Когда под вечер солнце отбрасывало узор зарешеченного окна на заднюю стену его камеры и свет меж четырех стен становился усталым и кротким, он уже стоял на табуретке возле окна и ждал надвигающегося вечера. А затем, размахивая руками, широким, торжественным шагом шагал по аллее. Вверх по аллее, что тянулась там, за стеной. Куда? Туда, туда, прочь. Прочь, прочь отсюда. Каждый вечер выходил он из своей камеры и шел по аллее из живых прекрасных, прекрасных деревьев, таких живых, таких зеленых. Каждый вечер. Две тысячи пятьсот раз за семь лет. Он уходил. Прочь, прочь отсюда уходил. Милая, добрая аллея.
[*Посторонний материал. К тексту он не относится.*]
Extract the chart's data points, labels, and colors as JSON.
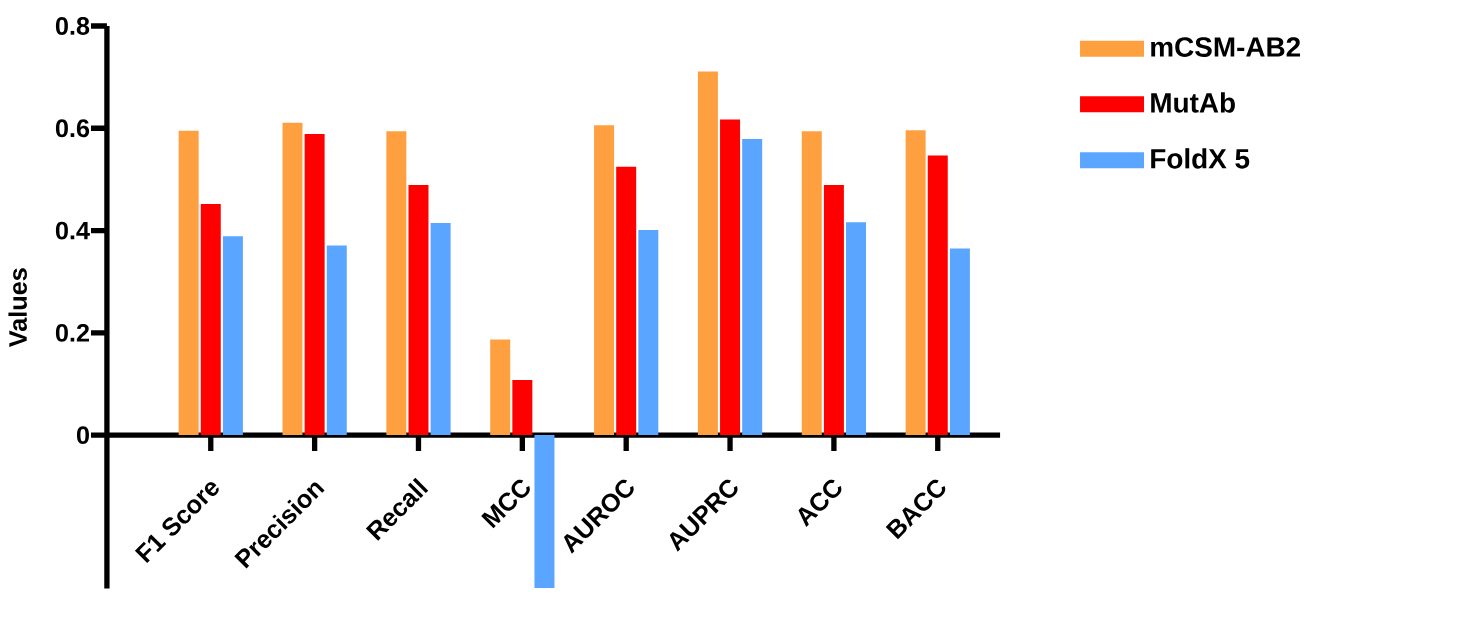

В конце ее, уже у самого дворца (в конце аллеи ведь наверняка стоит дворец. Так всегда бывает), ему радостно кивали жена и двое детей. Они несли корзину с картофельными оладьями. И кричали ему: «Ох, как мы тебя ждали! Где ты пропадал? Хочешь картофельную оладью?»
А жена незаметно толкала его локтем в бок и шептала: «Ну, это уж слишком долго, Эрвин». Он с бездонной печалью смотрел на деревья, и они безмерно его разочаровывали. Они стояли на самой обыкновенной серой уродливой шумной улице, по которой шли самые обыкновенные люди, проносились самые обыкновенные машины и трамваи. Такие люди, как почтальоны, учителя народных школ, жестянщики, продавцы гастрономических изделий, конторские служащие, парикмахерши, музыканты и адвокаты. И молочные машины проносились. От них пахло сыром, пожарные машины, такси, прачечные машины. Улица была безлюбой и шумной, деревья были сырыми и пыльными. Дети старались отколупнуть кусочек их коры, собаки мочились на подножье их серых стволов.
Обритый наголо медленно шел дальше. Раз, правда, еще оглянулся на деревья. Он ничего не понимал. Слишком все это было серо, голо, неумолимо. Но он не плакал, оттого что внезапно обеднел. Он смеялся. Смущенно. Но смеялся. Так уж они все привыкли «там». Он смеялся, не сводил глаз с лживых дурацких грязных деревьев и смеялся. А потом вдруг стал смеяться еще громче, и уже не смущенно, когда подумал, что аллея-то ему больше не нужна. На что ему теперь аллея из прекрасных зеленых деревьев? Ни на что. Пусть безобразная улица тянется, куда хочет. Видит бог, никакой аллеи ему уже не нужно. Нет! Видит бог, не нужно. Сейчас он вскочит в трамвай, и не пройдет и часа, как он будет есть картофельные оладьи. Штук десять съест, а то и двенадцать. И будет сидеть рядом с женой. На что же ему аллея? Он презрительно посмеялся над убогими деревьями, бросил на них быстрый взгляд и отвернулся. Пусть себе лгут, сколько влезет. Я еду домой.
Когда он проходил мимо дорожных рабочих, у тех был обед. Вокруг сильно пахло смолой, маргарином и сладким кофе. Но сильнее всего смолой. Оба дорожника все время с улыбкой за ним наблюдали. Он «там» малость свихнулся. Это они сразу поняли. Они с любопытством смотрели ему навстречу, словно он непременно должен был еще что-то такое «выдать». Когда обритый наголо заметил этот поощрительный взгляд, он поздоровался с ними, и четыре раза подряд, из одной только новой любви к новой жизни, сказал:
— Приятного аппетита! Приятного аппетита! Приятного аппетита! Приятного аппетита!